Gallery staff served snacks and aged pu'er tea from China's Yunan province, which is known as the "birthplace of tea."

"It's very welcoming," said Li. "It's a relaxing couple of hours for people to sit down and have conversations."

She pointed to a number of concerning incidents that have made the news recently, including the discovery of a Vancouver bus stop vandalized with the words "CHINA VIRUS."

"Racializing the disease has no place in our community nor in our country,” said Queenie Choo, CEO of S.U.C.C.E.S.S, a group that advocates for Chinese Immigrants.

The spread of misinformation has caused a 70 per cent drop in sales at some Asian businesses.

"I think people need to choose their words very carefully and be sensitive to the people around you,” said Choo.

“It's been painful to watch,” Li said.

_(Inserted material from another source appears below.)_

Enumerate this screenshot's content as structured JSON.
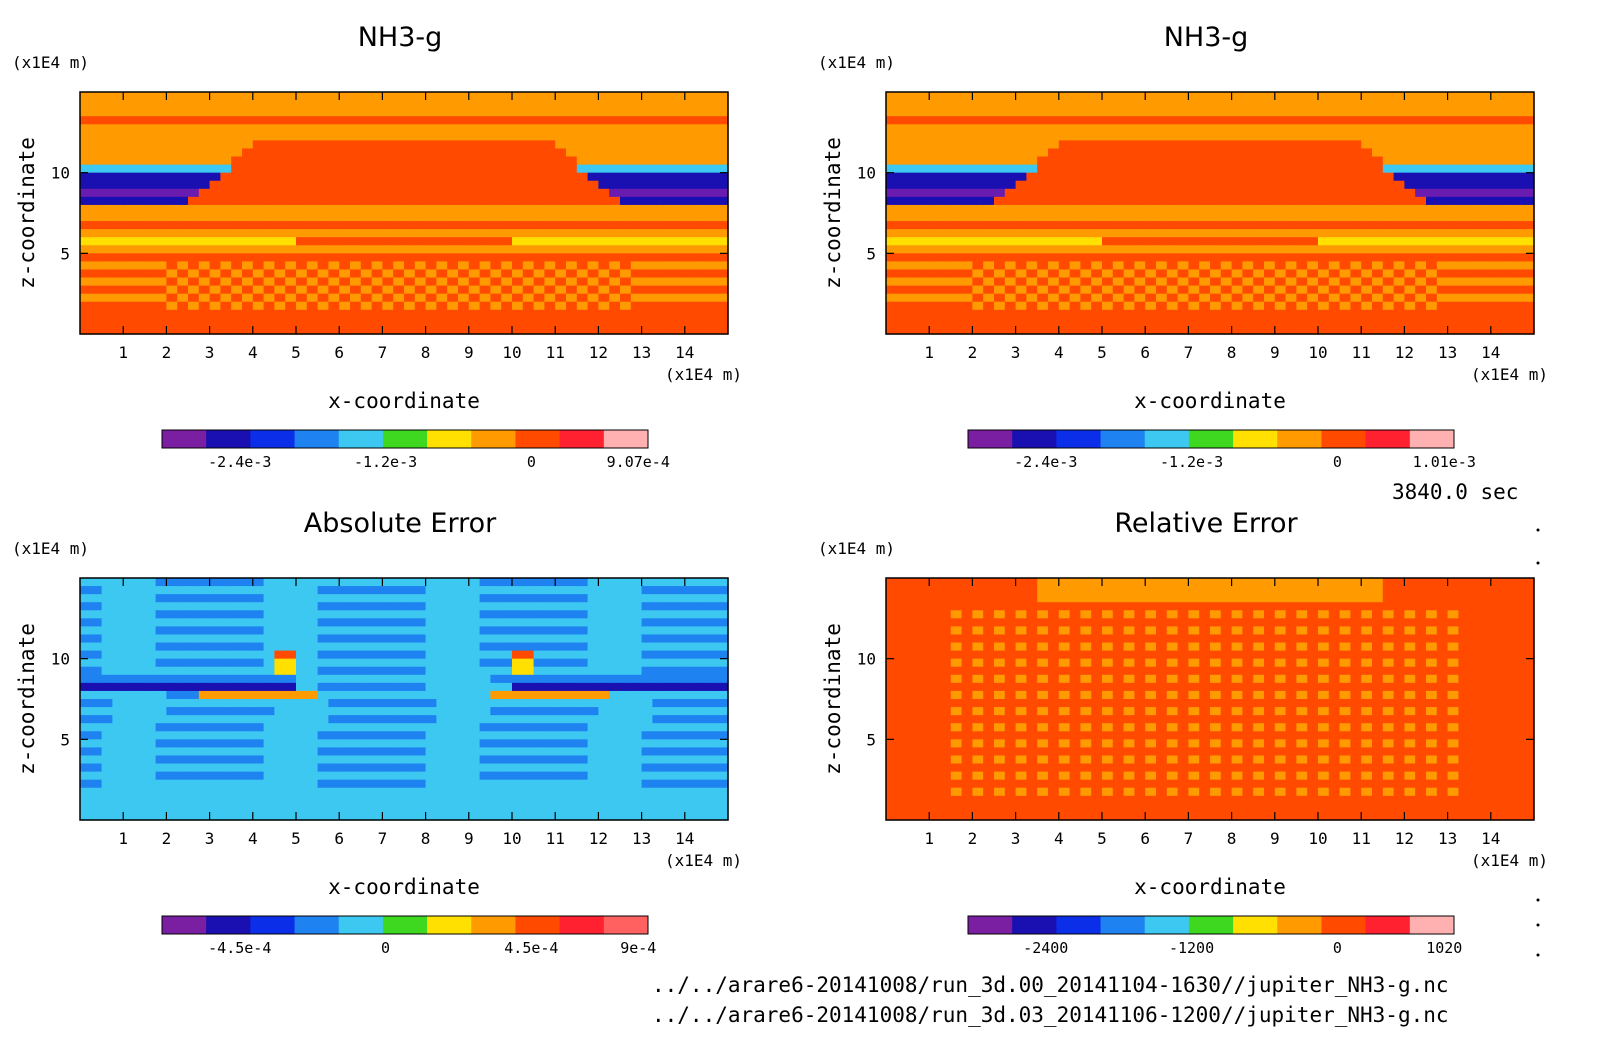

Though she's only lived in the country a few years, since first moving to Toronto to earn her master's in art history, she said she feels a strong connection to Canada.

"I feel that although I wasn't born here, I'm also a part of this country," she said. "How about people who have lived in Vancouver for 30 years, 40 years or even longer? These people who saw their children grow up here and who met their husbands and wives here – they must love this country deeper than me."

She said the Sunzen Art Gallery, which showcases Chinese art and cultural artifacts, was the perfect place to hold an event like this weekend's. Li described the core purpose of the gallery as promoting "the artistic and cultural exchange between the eastern and western worlds."

"It’s easy when times are difficult to blame what's known in sociology as the other – people that are different than us,” said Kurt Samer, who attended the event.

"There’s a lot more to drinking tea, than just drinking tea,” said Samer.

Admission to the tea ceremony was by donation, with all of the money collected going to the B.C. Centre for Disease Control's Emergency Response Fund.

The recently launched fund supports response and prevention efforts to both the current novel coronavirus outbreak (COVID-19), and future threats and emergencies that may occur.

“Funds raised will be used to meet the most pressing public health needs, as determined by experts, and may include research, technology, personnel and logistics,” said Kristy Kerr, executive director of the BCCDC Foundation for Public Health.

Sunday’s event raised more than $1,100.

“We are grateful to be the beneficiaries of this gift that will help us to support rapid-response initiatives that will allow for the speed and flexibility that is critical to understanding and halting an epidemic in real-time,” said Kerr.

There have been six cases of COVID-19 in B.C.

The most recent case involved a woman in her 30s who lives in the Fraser Health region and was returning from travel to Iran. On Sunday, it was revealed that she arrived in Vancouver aboard an Air Canada flight from Montreal on Valentine's Day.